DH:What you spend and budget depends on the modality. AdWords is great for some clinics, it’s hopeless for others. It’s the same with SEO, same with social media. The outlook I take is to start with a small spend based on the ROI. When you’ve got an ROI $ figure and the clinic knows that (for example) for every $1 they spend, they get $7 back, they’ll be willing to spend more. I agree with there are benchmarks with what you should spend in terms of percentage of your revenue, but don’t spend it for the sake of it; it needs to be measured before scaling.

Q: Please share your action plan on what practices should be focusing on in the next two/three weeks or even two/three months.

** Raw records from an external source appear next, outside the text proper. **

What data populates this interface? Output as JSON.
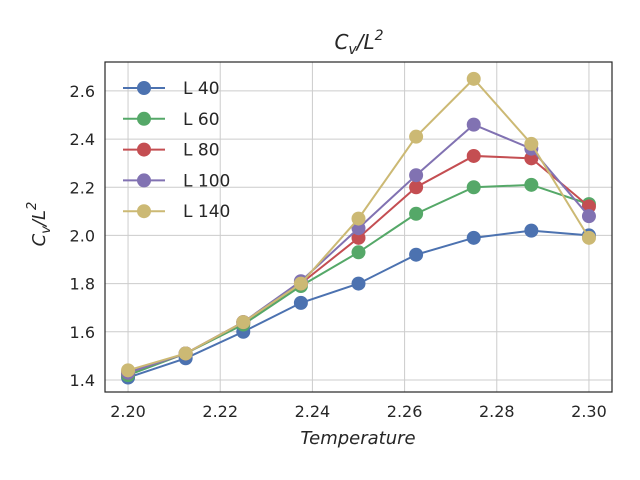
{
  "chart_data": {
    "type": "line",
    "title_main": "C",
    "title_sub": "v",
    "title_rest": "/L",
    "title_sup": "2",
    "xlabel": "Temperature",
    "ylabel_main": "C",
    "ylabel_sub": "v",
    "ylabel_rest": "/L",
    "ylabel_sup": "2",
    "xlim": [
      2.195,
      2.305
    ],
    "ylim": [
      1.35,
      2.72
    ],
    "xticks": [
      2.2,
      2.22,
      2.24,
      2.26,
      2.28,
      2.3
    ],
    "xtick_labels": [
      "2.20",
      "2.22",
      "2.24",
      "2.26",
      "2.28",
      "2.30"
    ],
    "yticks": [
      1.4,
      1.6,
      1.8,
      2.0,
      2.2,
      2.4,
      2.6
    ],
    "ytick_labels": [
      "1.4",
      "1.6",
      "1.8",
      "2.0",
      "2.2",
      "2.4",
      "2.6"
    ],
    "grid": true,
    "legend_position": "top-left",
    "x": [
      2.2,
      2.2125,
      2.225,
      2.2375,
      2.25,
      2.2625,
      2.275,
      2.2875,
      2.3
    ],
    "series": [
      {
        "name": "L 40",
        "color": "#4c72b0",
        "values": [
          1.41,
          1.49,
          1.6,
          1.72,
          1.8,
          1.92,
          1.99,
          2.02,
          2.0
        ]
      },
      {
        "name": "L 60",
        "color": "#55a868",
        "values": [
          1.42,
          1.51,
          1.63,
          1.79,
          1.93,
          2.09,
          2.2,
          2.21,
          2.13
        ]
      },
      {
        "name": "L 80",
        "color": "#c44e52",
        "values": [
          1.43,
          1.51,
          1.64,
          1.8,
          1.99,
          2.2,
          2.33,
          2.32,
          2.12
        ]
      },
      {
        "name": "L 100",
        "color": "#8172b2",
        "values": [
          1.43,
          1.51,
          1.64,
          1.81,
          2.03,
          2.25,
          2.46,
          2.36,
          2.08
        ]
      },
      {
        "name": "L 140",
        "color": "#ccb974",
        "values": [
          1.44,
          1.51,
          1.64,
          1.8,
          2.07,
          2.41,
          2.65,
          2.38,
          1.99
        ]
      }
    ]
  }
}
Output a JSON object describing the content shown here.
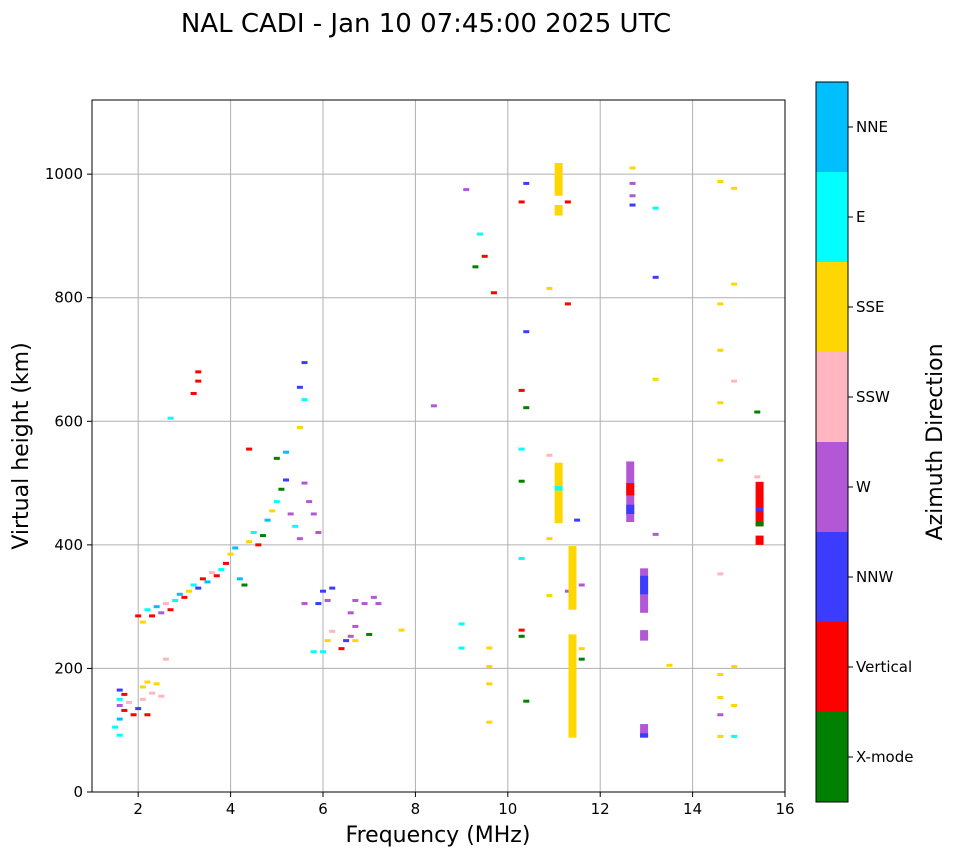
{
  "chart_data": {
    "type": "scatter",
    "title": "NAL CADI - Jan 10 07:45:00 2025 UTC",
    "xlabel": "Frequency (MHz)",
    "ylabel": "Virtual height (km)",
    "xlim": [
      1,
      16
    ],
    "ylim": [
      0,
      1120
    ],
    "xticks": [
      2,
      4,
      6,
      8,
      10,
      12,
      14,
      16
    ],
    "yticks": [
      0,
      200,
      400,
      600,
      800,
      1000
    ],
    "grid": true,
    "colorbar": {
      "title": "Azimuth Direction",
      "categories": [
        {
          "name": "X-mode",
          "color": "#008000"
        },
        {
          "name": "Vertical",
          "color": "#ff0000"
        },
        {
          "name": "NNW",
          "color": "#3c3cff"
        },
        {
          "name": "W",
          "color": "#b258d6"
        },
        {
          "name": "SSW",
          "color": "#ffb6c1"
        },
        {
          "name": "SSE",
          "color": "#ffd700"
        },
        {
          "name": "E",
          "color": "#00ffff"
        },
        {
          "name": "NNE",
          "color": "#00bfff"
        }
      ]
    },
    "points": [
      [
        1.6,
        165,
        "NNW"
      ],
      [
        1.7,
        158,
        "Vertical"
      ],
      [
        1.6,
        150,
        "E"
      ],
      [
        1.8,
        145,
        "SSW"
      ],
      [
        1.6,
        140,
        "W"
      ],
      [
        1.7,
        132,
        "Vertical"
      ],
      [
        1.9,
        125,
        "Vertical"
      ],
      [
        1.6,
        118,
        "NNE"
      ],
      [
        1.5,
        105,
        "E"
      ],
      [
        1.6,
        92,
        "E"
      ],
      [
        2.0,
        135,
        "NNW"
      ],
      [
        2.2,
        125,
        "Vertical"
      ],
      [
        2.1,
        150,
        "SSW"
      ],
      [
        2.3,
        160,
        "SSW"
      ],
      [
        2.5,
        155,
        "SSW"
      ],
      [
        2.1,
        170,
        "SSE"
      ],
      [
        2.2,
        178,
        "SSE"
      ],
      [
        2.4,
        175,
        "SSE"
      ],
      [
        2.6,
        215,
        "SSW"
      ],
      [
        2.0,
        285,
        "Vertical"
      ],
      [
        2.1,
        275,
        "SSE"
      ],
      [
        2.2,
        295,
        "E"
      ],
      [
        2.3,
        285,
        "Vertical"
      ],
      [
        2.4,
        300,
        "NNE"
      ],
      [
        2.5,
        290,
        "W"
      ],
      [
        2.6,
        305,
        "SSW"
      ],
      [
        2.7,
        295,
        "Vertical"
      ],
      [
        2.8,
        310,
        "E"
      ],
      [
        2.9,
        320,
        "NNE"
      ],
      [
        3.0,
        315,
        "Vertical"
      ],
      [
        3.1,
        325,
        "SSE"
      ],
      [
        3.2,
        335,
        "E"
      ],
      [
        3.3,
        330,
        "NNW"
      ],
      [
        3.4,
        345,
        "Vertical"
      ],
      [
        3.5,
        340,
        "NNE"
      ],
      [
        3.6,
        355,
        "SSW"
      ],
      [
        3.7,
        350,
        "Vertical"
      ],
      [
        3.8,
        360,
        "E"
      ],
      [
        2.7,
        605,
        "E"
      ],
      [
        3.3,
        680,
        "Vertical"
      ],
      [
        3.3,
        665,
        "Vertical"
      ],
      [
        3.2,
        645,
        "Vertical"
      ],
      [
        3.9,
        370,
        "Vertical"
      ],
      [
        4.0,
        385,
        "SSE"
      ],
      [
        4.1,
        395,
        "NNE"
      ],
      [
        4.2,
        345,
        "NNE"
      ],
      [
        4.3,
        335,
        "Green"
      ],
      [
        4.4,
        405,
        "SSE"
      ],
      [
        4.5,
        420,
        "E"
      ],
      [
        4.6,
        400,
        "Vertical"
      ],
      [
        4.7,
        415,
        "Green"
      ],
      [
        4.8,
        440,
        "NNE"
      ],
      [
        4.9,
        455,
        "SSE"
      ],
      [
        5.0,
        470,
        "E"
      ],
      [
        5.1,
        490,
        "Green"
      ],
      [
        5.2,
        505,
        "NNW"
      ],
      [
        5.3,
        450,
        "W"
      ],
      [
        5.4,
        430,
        "E"
      ],
      [
        5.5,
        410,
        "W"
      ],
      [
        5.6,
        500,
        "W"
      ],
      [
        5.7,
        470,
        "W"
      ],
      [
        5.8,
        450,
        "W"
      ],
      [
        5.9,
        420,
        "W"
      ],
      [
        4.4,
        555,
        "Vertical"
      ],
      [
        5.0,
        540,
        "Green"
      ],
      [
        5.2,
        550,
        "NNE"
      ],
      [
        5.5,
        590,
        "SSE"
      ],
      [
        5.6,
        695,
        "NNW"
      ],
      [
        5.6,
        635,
        "E"
      ],
      [
        5.5,
        655,
        "NNW"
      ],
      [
        5.6,
        305,
        "W"
      ],
      [
        5.9,
        305,
        "NNW"
      ],
      [
        6.1,
        310,
        "W"
      ],
      [
        6.0,
        325,
        "NNW"
      ],
      [
        6.2,
        330,
        "NNW"
      ],
      [
        5.8,
        227,
        "E"
      ],
      [
        6.0,
        227,
        "E"
      ],
      [
        6.4,
        232,
        "Vertical"
      ],
      [
        6.5,
        245,
        "NNW"
      ],
      [
        6.6,
        252,
        "W"
      ],
      [
        6.7,
        268,
        "W"
      ],
      [
        6.6,
        290,
        "W"
      ],
      [
        6.7,
        310,
        "W"
      ],
      [
        6.9,
        305,
        "W"
      ],
      [
        7.1,
        315,
        "W"
      ],
      [
        7.2,
        305,
        "W"
      ],
      [
        6.2,
        260,
        "SSW"
      ],
      [
        6.1,
        245,
        "SSE"
      ],
      [
        6.7,
        245,
        "SSE"
      ],
      [
        7.0,
        255,
        "Green"
      ],
      [
        7.7,
        262,
        "SSE"
      ],
      [
        8.4,
        625,
        "W"
      ],
      [
        9.1,
        975,
        "W"
      ],
      [
        9.3,
        850,
        "Green"
      ],
      [
        9.4,
        903,
        "E"
      ],
      [
        9.5,
        867,
        "Vertical"
      ],
      [
        9.7,
        808,
        "Vertical"
      ],
      [
        9.0,
        272,
        "E"
      ],
      [
        9.0,
        233,
        "E"
      ],
      [
        9.6,
        233,
        "SSE"
      ],
      [
        9.6,
        203,
        "SSE"
      ],
      [
        9.6,
        175,
        "SSE"
      ],
      [
        9.6,
        113,
        "SSE"
      ],
      [
        10.3,
        955,
        "Vertical"
      ],
      [
        10.4,
        985,
        "NNW"
      ],
      [
        10.4,
        745,
        "NNW"
      ],
      [
        10.3,
        650,
        "Vertical"
      ],
      [
        10.4,
        622,
        "Green"
      ],
      [
        10.3,
        555,
        "E"
      ],
      [
        10.3,
        503,
        "Green"
      ],
      [
        10.3,
        378,
        "E"
      ],
      [
        10.3,
        262,
        "Vertical"
      ],
      [
        10.3,
        252,
        "Green"
      ],
      [
        10.4,
        147,
        "Green"
      ],
      [
        10.9,
        815,
        "SSE"
      ],
      [
        10.9,
        545,
        "SSW"
      ],
      [
        10.9,
        410,
        "SSE"
      ],
      [
        10.9,
        318,
        "SSE"
      ],
      [
        11.3,
        955,
        "Vertical"
      ],
      [
        11.3,
        790,
        "Vertical"
      ],
      [
        11.5,
        440,
        "NNW"
      ],
      [
        11.6,
        335,
        "W"
      ],
      [
        11.3,
        325,
        "W"
      ],
      [
        11.6,
        215,
        "Green"
      ],
      [
        11.6,
        232,
        "SSE"
      ],
      [
        12.7,
        1010,
        "SSE"
      ],
      [
        12.7,
        950,
        "NNW"
      ],
      [
        12.7,
        985,
        "W"
      ],
      [
        12.7,
        965,
        "W"
      ],
      [
        13.2,
        945,
        "E"
      ],
      [
        13.2,
        833,
        "NNW"
      ],
      [
        13.2,
        668,
        "SSE"
      ],
      [
        13.2,
        417,
        "W"
      ],
      [
        13.5,
        205,
        "SSE"
      ],
      [
        14.6,
        988,
        "SSE"
      ],
      [
        14.9,
        977,
        "SSE"
      ],
      [
        14.9,
        822,
        "SSE"
      ],
      [
        14.6,
        790,
        "SSE"
      ],
      [
        14.6,
        715,
        "SSE"
      ],
      [
        14.9,
        665,
        "SSW"
      ],
      [
        14.6,
        630,
        "SSE"
      ],
      [
        14.6,
        537,
        "SSE"
      ],
      [
        14.6,
        353,
        "SSW"
      ],
      [
        14.9,
        203,
        "SSE"
      ],
      [
        14.6,
        190,
        "SSE"
      ],
      [
        14.6,
        153,
        "SSE"
      ],
      [
        14.9,
        140,
        "SSE"
      ],
      [
        14.6,
        125,
        "W"
      ],
      [
        14.6,
        90,
        "SSE"
      ],
      [
        14.9,
        90,
        "E"
      ],
      [
        15.4,
        615,
        "Green"
      ],
      [
        15.4,
        510,
        "SSW"
      ]
    ],
    "bars": [
      {
        "x": 11.1,
        "y0": 965,
        "y1": 1018,
        "color": "SSE"
      },
      {
        "x": 11.1,
        "y0": 933,
        "y1": 950,
        "color": "SSE"
      },
      {
        "x": 11.1,
        "y0": 435,
        "y1": 533,
        "color": "SSE"
      },
      {
        "x": 11.1,
        "y0": 488,
        "y1": 495,
        "color": "E"
      },
      {
        "x": 11.4,
        "y0": 295,
        "y1": 398,
        "color": "SSE"
      },
      {
        "x": 11.4,
        "y0": 88,
        "y1": 255,
        "color": "SSE"
      },
      {
        "x": 12.65,
        "y0": 437,
        "y1": 535,
        "color": "W"
      },
      {
        "x": 12.65,
        "y0": 480,
        "y1": 500,
        "color": "Vertical"
      },
      {
        "x": 12.65,
        "y0": 450,
        "y1": 465,
        "color": "NNW"
      },
      {
        "x": 12.95,
        "y0": 290,
        "y1": 362,
        "color": "W"
      },
      {
        "x": 12.95,
        "y0": 320,
        "y1": 350,
        "color": "NNW"
      },
      {
        "x": 12.95,
        "y0": 245,
        "y1": 262,
        "color": "W"
      },
      {
        "x": 12.95,
        "y0": 88,
        "y1": 110,
        "color": "W"
      },
      {
        "x": 12.95,
        "y0": 88,
        "y1": 95,
        "color": "NNW"
      },
      {
        "x": 15.45,
        "y0": 430,
        "y1": 502,
        "color": "Vertical"
      },
      {
        "x": 15.45,
        "y0": 400,
        "y1": 415,
        "color": "Vertical"
      },
      {
        "x": 15.45,
        "y0": 430,
        "y1": 437,
        "color": "Green"
      },
      {
        "x": 15.45,
        "y0": 455,
        "y1": 460,
        "color": "NNW"
      }
    ]
  }
}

ES:Set up your virtual consults, use your bios in your Instagram, make sure that you actually answer the phone and do it well. Get your website set up properly. Think about your databases – who sits where, how to segment them. This is your time to shine on social media – have a conversation, create relevant content and put your personality out there. Use hashtags properly. Don’t stop all your marketing efforts due to the downturn! Think about how you will emerge successfully after the COVID pandemic. Examine your own branding and be critical of it. The intent behind this is to improve and grow.

DH:Grow your marketing spend by virtue of measuring and act upon evidence. You practice evidence-based medicine; now practice evidence-based marketing. Don’t use intuition and instinct; use data measuring tools and employ agencies that have access to this information. It will save you money in the long run.